Luca is a timeless summer with nostalgia for a slightly boomer Italy but also Gen Z, for a fluid world for which a Call me by your name for children is defined online, and young people tweet to Casarosa thanking him for capturing a relationship so pure, a fluid story for deeper and truer reasons than a meme. Or it makes one think of Jack Savoretti, an English singer who is releasing a Europiana album about summers in Portofino. One of the most authentic aspects of the Italian summer, apart from the ice cream, the song Don’t trust a kiss at midnight, the pasta with pesto, are the trains, which also close Call Me By Your Name, assaulted by families in the heat, taken alone children, which mark the transition to adulthood: when you go to your grandparents and they wait for you at the platform, the trains that take you from a village to the cities.
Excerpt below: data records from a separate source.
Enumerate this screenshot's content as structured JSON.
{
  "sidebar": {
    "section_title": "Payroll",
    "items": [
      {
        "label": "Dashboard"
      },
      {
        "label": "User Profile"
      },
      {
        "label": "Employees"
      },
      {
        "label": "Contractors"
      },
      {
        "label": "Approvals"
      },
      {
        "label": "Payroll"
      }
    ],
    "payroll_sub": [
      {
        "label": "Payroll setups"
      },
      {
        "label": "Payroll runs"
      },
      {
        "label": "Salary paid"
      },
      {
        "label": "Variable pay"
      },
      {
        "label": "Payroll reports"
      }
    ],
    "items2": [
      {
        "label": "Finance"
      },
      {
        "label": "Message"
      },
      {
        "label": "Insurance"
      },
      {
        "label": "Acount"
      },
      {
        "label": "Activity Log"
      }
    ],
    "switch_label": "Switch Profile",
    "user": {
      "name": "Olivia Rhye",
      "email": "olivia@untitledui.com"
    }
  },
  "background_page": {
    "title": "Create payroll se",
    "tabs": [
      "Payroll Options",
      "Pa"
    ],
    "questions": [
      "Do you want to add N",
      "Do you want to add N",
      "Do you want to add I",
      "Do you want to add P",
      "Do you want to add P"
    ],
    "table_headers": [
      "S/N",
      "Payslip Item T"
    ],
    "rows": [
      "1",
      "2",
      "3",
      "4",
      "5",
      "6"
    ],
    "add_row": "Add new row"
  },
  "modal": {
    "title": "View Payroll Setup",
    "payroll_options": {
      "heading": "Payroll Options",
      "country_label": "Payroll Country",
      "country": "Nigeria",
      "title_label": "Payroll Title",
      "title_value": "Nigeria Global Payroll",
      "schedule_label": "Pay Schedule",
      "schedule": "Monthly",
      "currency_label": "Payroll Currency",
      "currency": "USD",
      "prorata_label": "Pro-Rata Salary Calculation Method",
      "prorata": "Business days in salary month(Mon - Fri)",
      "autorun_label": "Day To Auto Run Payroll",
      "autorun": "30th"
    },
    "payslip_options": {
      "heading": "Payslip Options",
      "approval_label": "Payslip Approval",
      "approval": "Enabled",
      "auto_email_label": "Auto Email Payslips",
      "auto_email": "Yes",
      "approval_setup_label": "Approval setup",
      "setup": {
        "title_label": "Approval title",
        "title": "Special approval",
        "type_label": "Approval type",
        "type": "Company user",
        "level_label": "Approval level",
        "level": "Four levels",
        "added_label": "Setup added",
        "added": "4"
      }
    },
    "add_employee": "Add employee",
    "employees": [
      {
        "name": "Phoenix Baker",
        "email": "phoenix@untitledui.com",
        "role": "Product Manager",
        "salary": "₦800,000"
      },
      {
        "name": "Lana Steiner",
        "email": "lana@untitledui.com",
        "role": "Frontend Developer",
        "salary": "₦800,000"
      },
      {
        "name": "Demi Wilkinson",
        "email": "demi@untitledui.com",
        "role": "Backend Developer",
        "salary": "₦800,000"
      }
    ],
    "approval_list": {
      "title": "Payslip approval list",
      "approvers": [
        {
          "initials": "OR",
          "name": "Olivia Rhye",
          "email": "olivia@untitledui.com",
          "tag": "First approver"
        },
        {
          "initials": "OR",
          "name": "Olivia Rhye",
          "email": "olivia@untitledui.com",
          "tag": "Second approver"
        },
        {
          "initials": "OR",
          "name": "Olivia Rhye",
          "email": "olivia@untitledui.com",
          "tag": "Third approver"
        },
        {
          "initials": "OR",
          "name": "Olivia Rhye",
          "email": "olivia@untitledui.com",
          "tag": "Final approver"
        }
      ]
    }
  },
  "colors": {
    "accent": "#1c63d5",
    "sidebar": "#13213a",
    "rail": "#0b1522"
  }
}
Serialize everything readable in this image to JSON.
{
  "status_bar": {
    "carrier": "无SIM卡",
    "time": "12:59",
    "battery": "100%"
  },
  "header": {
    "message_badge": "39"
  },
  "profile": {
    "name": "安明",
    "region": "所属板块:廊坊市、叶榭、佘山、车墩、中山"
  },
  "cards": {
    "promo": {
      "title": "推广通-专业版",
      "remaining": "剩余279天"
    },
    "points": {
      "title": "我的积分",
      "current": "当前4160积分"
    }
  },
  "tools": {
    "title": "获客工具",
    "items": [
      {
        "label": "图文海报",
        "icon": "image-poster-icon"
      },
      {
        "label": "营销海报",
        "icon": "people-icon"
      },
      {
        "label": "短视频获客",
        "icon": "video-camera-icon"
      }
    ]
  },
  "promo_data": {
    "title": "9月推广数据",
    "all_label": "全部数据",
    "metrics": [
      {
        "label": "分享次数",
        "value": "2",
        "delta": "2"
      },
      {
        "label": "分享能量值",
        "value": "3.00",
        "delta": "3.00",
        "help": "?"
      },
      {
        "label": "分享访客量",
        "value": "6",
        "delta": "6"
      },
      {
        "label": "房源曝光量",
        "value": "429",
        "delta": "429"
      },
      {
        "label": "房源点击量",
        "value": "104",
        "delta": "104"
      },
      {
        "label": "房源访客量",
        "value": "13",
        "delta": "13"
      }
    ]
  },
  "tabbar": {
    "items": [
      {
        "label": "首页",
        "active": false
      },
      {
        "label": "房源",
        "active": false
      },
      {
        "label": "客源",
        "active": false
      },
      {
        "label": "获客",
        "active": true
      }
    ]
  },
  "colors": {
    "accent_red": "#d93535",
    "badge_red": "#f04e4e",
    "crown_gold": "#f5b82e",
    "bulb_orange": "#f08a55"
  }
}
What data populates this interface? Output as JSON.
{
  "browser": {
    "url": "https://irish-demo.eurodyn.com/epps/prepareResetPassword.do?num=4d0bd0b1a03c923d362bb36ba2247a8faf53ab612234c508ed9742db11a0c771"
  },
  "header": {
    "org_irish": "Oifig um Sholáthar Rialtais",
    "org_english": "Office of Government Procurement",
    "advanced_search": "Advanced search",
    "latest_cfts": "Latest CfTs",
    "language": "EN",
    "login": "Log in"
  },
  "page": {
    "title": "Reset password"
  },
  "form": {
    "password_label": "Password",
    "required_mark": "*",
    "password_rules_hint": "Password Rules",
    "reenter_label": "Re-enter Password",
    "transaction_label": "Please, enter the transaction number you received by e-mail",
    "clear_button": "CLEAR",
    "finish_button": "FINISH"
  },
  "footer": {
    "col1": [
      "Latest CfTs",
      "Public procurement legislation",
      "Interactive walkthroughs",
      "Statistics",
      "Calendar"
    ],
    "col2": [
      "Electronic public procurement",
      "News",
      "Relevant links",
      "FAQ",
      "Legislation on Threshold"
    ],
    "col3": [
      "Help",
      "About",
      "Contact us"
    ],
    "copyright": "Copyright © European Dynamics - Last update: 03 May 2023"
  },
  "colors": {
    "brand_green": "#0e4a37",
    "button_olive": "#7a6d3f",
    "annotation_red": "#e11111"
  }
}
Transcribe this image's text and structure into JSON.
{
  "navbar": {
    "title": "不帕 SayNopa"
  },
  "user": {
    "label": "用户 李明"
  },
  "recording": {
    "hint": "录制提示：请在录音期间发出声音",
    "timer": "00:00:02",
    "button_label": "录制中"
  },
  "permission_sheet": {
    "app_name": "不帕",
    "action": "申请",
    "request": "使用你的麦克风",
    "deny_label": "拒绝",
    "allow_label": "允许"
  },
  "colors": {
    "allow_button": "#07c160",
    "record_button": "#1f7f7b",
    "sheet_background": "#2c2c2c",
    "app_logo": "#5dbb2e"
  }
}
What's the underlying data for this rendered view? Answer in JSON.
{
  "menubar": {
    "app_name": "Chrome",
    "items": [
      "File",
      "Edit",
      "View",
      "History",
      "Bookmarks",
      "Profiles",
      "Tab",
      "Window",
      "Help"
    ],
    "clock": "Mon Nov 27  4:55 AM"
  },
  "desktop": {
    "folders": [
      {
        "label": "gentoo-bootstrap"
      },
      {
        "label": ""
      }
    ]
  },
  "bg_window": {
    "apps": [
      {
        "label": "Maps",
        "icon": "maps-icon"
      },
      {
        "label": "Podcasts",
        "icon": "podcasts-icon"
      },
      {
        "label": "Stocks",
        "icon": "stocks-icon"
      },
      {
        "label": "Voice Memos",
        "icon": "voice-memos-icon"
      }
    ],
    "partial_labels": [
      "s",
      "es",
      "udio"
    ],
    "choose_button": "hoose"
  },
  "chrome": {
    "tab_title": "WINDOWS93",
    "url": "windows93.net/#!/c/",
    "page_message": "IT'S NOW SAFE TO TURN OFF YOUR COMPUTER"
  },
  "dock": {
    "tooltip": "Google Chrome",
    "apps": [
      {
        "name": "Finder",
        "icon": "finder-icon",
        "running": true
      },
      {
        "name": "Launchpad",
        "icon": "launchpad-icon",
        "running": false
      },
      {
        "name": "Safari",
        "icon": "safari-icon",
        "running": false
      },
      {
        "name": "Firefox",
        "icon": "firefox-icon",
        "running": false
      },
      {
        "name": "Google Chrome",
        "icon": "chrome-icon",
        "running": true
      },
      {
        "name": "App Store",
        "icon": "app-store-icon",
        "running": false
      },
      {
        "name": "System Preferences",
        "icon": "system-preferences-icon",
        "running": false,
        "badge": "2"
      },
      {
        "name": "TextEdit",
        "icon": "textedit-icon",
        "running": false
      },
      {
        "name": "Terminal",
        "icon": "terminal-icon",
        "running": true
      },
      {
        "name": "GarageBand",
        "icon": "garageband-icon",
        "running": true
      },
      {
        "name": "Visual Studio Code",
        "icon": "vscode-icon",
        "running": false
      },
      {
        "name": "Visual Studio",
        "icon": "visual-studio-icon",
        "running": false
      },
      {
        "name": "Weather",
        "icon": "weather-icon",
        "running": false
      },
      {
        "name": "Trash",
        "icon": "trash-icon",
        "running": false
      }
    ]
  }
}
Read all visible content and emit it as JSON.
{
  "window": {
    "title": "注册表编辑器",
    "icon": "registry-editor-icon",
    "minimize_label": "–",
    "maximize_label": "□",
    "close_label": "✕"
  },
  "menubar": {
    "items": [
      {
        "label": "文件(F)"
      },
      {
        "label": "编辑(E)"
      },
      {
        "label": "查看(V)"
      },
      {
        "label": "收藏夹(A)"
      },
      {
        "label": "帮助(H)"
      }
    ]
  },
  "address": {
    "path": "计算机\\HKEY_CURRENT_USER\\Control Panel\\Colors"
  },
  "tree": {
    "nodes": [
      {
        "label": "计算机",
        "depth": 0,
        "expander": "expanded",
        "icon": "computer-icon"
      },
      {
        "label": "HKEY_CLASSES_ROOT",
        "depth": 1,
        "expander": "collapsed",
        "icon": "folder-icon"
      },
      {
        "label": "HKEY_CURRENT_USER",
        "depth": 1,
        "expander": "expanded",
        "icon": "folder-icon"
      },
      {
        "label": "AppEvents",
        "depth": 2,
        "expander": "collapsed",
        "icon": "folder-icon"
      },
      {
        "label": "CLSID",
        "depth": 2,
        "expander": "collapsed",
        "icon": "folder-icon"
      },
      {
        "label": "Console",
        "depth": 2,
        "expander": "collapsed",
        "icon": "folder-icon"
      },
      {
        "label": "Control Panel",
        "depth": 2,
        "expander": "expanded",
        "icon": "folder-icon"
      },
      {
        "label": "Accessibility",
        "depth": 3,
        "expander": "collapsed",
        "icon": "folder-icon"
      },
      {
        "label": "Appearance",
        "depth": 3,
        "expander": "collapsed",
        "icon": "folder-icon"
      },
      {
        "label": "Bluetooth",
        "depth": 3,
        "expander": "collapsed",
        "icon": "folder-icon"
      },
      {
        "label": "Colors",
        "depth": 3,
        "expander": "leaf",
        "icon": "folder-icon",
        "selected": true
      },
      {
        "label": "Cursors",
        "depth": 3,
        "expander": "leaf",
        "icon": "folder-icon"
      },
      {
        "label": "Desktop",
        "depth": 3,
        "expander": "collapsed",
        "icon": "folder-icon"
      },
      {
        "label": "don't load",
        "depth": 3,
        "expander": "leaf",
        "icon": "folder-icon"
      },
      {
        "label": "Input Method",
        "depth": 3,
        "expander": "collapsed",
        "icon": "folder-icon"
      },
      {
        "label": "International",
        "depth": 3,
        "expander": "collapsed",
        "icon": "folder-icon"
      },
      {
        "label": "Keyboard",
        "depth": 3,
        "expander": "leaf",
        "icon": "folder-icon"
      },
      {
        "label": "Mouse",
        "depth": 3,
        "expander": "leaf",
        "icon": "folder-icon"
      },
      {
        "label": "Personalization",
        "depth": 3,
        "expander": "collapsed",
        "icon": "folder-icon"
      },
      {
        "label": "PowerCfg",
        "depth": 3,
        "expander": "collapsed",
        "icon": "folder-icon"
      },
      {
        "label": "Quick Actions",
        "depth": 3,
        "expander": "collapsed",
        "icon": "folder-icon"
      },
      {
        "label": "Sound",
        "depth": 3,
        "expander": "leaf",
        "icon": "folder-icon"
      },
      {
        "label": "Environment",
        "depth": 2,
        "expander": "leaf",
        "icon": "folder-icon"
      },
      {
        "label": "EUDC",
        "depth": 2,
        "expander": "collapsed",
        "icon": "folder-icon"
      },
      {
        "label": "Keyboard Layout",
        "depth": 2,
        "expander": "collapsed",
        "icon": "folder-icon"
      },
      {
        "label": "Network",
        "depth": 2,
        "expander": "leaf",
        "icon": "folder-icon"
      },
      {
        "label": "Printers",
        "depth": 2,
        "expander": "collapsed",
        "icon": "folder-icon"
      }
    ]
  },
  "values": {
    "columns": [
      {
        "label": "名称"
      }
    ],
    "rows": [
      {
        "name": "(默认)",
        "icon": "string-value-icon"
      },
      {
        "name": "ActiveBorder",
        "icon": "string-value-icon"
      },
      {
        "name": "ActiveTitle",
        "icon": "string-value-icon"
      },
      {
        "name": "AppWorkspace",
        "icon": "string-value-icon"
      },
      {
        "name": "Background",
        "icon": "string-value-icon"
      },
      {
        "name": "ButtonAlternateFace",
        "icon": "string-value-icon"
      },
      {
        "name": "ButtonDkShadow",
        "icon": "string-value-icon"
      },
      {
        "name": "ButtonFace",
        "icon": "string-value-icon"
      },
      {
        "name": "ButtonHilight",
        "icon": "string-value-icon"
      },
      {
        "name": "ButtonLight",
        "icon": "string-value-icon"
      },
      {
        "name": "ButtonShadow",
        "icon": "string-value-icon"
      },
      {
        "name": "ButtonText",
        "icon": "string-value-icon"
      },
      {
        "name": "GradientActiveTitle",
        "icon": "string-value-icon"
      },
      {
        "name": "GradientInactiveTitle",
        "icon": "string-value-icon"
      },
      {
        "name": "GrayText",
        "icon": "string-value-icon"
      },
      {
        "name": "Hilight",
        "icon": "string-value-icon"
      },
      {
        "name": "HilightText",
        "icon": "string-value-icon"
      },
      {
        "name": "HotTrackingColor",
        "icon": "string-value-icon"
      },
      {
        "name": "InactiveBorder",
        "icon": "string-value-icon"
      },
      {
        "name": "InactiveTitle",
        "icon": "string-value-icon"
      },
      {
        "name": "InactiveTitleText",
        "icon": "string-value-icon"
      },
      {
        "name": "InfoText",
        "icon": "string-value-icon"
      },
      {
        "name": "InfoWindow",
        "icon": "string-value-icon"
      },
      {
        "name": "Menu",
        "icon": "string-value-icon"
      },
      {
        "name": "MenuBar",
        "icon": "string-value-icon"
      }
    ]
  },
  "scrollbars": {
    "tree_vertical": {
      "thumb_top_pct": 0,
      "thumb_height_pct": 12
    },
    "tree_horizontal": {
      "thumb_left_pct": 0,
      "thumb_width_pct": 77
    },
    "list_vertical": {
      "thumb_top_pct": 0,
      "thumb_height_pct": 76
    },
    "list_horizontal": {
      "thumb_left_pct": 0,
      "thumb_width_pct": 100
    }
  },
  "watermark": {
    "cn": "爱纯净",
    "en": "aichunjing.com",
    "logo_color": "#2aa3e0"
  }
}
When we open up to the new, beyond the sea borders towards “fish stars”, towards Silicon Valley, towards relationships without barriers, everything passes, flows, is channeled into other forms. Ligurian tourism is the result of local ingenuity and culinary specialties, a Riviera of excellence for centuries, and a fascinating Nature, but the image that gives rise to a dream Liguria, is not purely neorealist, but is that of the stranger at the sea in the Belle Epoque, that of the Gulf of poets in the eyes of the British and American writers of the Grand Tour.

Animation and Romanticism know that monsters are expressionism and therefore reality (ironically a film on Italian typologies is called I Mostri). It will certainly not be a coincidence that Mary Shelley, before writing Frankenstein, saw with her husband, in the waters of Genoa, flashes of sea monsters.